The area near First National Bank along North Hermitage Road could be the site of future development if the city is awarded a multimodal transportation grant from the Commonwealth Finance Authority.

HERMITAGE — With a new comprehensive plan in place, city officials are looking to impliment one of the plan’s recommendations — a downtown-style development.

To help make the project a reality, city officials are applying to the Commonwealth Finance Authority’s Multimodal Transportation Fund for a grant of nearly $2 million. If approved, the funds would be used to improve transportation infrastructure in the proposed town center.

The city’s 2030 Comprehensive Plan includes a recommendation for a town center development to replicate the community function of a downtown style mixed use district with retail, office and residential space, with amenities to attract visitors.

Those improvements could include the addition of another lighted intersection on North Hermitage Road that could help improve access to the Hermitage School District elementary school complex and possible development in the vacant land north of the Shenango Valley Mall.
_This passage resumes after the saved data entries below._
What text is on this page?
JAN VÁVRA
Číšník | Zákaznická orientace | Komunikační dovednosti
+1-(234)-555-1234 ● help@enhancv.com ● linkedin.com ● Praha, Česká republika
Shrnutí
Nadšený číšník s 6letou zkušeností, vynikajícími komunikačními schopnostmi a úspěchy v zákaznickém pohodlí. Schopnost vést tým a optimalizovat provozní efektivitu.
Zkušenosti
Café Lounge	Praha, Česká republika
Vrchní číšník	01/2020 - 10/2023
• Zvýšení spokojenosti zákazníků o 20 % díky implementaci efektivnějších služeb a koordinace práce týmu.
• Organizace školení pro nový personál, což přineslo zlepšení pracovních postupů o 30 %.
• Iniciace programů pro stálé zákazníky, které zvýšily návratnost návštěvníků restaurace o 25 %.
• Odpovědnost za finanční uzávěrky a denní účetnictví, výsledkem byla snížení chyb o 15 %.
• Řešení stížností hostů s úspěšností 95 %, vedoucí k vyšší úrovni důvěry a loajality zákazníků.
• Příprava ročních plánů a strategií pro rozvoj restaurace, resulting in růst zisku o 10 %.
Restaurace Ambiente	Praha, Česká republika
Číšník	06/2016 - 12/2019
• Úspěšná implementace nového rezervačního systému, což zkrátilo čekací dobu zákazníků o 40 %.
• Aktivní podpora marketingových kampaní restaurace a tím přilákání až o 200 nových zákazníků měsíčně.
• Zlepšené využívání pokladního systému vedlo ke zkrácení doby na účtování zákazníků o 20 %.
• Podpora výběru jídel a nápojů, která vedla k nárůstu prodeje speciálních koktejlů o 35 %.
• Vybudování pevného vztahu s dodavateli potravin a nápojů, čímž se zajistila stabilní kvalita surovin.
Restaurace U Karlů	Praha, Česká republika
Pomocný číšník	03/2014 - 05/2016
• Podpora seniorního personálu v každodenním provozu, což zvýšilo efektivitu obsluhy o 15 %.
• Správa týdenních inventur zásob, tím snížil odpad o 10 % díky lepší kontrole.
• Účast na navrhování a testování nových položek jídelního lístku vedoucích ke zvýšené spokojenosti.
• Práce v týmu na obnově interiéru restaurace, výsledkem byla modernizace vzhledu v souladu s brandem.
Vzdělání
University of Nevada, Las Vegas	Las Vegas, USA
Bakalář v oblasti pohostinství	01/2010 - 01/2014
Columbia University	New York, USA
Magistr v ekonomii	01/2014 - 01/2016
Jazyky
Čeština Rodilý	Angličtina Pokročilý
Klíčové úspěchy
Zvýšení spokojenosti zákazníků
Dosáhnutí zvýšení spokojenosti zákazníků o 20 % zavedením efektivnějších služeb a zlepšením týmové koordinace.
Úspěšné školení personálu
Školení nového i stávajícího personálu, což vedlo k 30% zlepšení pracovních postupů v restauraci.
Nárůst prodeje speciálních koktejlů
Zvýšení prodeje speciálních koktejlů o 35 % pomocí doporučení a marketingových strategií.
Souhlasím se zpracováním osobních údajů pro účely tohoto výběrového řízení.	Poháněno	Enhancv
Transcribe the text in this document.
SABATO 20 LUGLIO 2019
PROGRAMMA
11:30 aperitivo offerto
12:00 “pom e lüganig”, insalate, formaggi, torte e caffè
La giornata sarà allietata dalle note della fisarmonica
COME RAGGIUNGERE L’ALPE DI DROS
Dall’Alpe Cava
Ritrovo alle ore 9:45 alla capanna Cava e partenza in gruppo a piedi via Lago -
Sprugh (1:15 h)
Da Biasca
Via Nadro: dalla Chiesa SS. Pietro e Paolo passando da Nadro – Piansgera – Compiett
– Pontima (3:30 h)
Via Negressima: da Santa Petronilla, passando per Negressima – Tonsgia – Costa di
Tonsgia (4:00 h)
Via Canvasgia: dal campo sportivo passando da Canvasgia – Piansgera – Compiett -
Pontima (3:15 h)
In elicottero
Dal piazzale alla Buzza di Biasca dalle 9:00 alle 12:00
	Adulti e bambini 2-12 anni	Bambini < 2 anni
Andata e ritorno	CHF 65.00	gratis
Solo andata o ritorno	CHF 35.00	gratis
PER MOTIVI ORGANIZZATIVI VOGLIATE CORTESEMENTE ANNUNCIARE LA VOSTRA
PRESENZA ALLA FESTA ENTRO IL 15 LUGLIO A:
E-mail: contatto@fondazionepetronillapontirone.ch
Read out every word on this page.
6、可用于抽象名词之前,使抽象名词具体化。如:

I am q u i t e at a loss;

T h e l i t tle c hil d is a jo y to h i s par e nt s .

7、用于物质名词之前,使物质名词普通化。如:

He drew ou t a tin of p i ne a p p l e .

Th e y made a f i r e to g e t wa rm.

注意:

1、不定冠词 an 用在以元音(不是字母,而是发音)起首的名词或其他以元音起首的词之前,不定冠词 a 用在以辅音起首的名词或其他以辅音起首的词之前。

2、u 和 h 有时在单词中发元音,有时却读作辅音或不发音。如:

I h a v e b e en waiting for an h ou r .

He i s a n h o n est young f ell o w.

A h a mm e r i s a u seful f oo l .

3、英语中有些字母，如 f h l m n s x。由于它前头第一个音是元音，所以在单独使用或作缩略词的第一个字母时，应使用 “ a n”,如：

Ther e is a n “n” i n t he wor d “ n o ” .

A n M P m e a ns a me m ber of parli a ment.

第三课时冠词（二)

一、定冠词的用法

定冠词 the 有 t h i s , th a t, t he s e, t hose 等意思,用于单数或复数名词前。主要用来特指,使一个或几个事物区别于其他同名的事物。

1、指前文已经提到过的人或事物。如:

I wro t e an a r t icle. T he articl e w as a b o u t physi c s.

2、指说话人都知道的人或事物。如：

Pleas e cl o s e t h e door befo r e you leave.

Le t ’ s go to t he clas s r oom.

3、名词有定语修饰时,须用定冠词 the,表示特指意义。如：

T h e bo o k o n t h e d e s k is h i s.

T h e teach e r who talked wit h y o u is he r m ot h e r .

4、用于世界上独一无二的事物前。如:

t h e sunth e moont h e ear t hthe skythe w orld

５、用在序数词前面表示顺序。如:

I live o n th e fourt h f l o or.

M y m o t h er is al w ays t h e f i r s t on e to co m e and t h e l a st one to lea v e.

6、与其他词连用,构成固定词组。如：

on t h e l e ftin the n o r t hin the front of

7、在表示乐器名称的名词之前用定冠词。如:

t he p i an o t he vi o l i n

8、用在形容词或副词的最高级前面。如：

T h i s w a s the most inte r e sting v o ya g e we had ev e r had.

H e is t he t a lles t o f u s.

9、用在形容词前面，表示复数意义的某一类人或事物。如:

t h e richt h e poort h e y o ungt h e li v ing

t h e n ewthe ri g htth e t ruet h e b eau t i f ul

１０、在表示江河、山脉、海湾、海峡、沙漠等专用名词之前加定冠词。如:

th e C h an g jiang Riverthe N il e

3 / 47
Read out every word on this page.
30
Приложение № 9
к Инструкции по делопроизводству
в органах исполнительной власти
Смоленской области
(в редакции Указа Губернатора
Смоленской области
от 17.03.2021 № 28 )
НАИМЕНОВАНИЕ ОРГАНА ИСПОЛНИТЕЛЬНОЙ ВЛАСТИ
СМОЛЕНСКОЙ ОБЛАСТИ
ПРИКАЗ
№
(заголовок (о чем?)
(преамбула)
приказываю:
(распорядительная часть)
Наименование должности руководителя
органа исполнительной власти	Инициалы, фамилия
The project could also include a street grid in the town center area, City Manager Gary Hinkson said.

“This all depends on if we’re approved for the grant, and it is a highly competitive grant, so sometimes there are more project applications than there are funds available,” Hinkson said.

City officials are still in the very early stages of applying for the grant, so exact designs and plans are still being worked out, he said.

Hermitage previously applied for and received funds that were used for the new traffic signals at the intersection on South Hermitage Road serving the LindenPointe business park and for improvements to the Hermitage Athletic Complex, Assistant City Manager Gary Gulla said.

“They’re a very good organization to work with,” Gulla said.

A response from the Commonwealth Finance Authority is expected in about six months, although it could be pushed back depending on how busy the authority is. If approved, the project would be bid through the city and could be under way during the 2020 construction season at the earliest, Gulla said.

The application was authorized by the Hermitage commissioners at their monthly meeting on July 24. Board members voted in favor with the exception of Commissioner William McConnell, who abstained because of the McConnell family’s association with the Shenango Valley Mall property.

The McConnell family has since reached an agreement to sell the mall to developer LRC Realty of Akron, Ohio.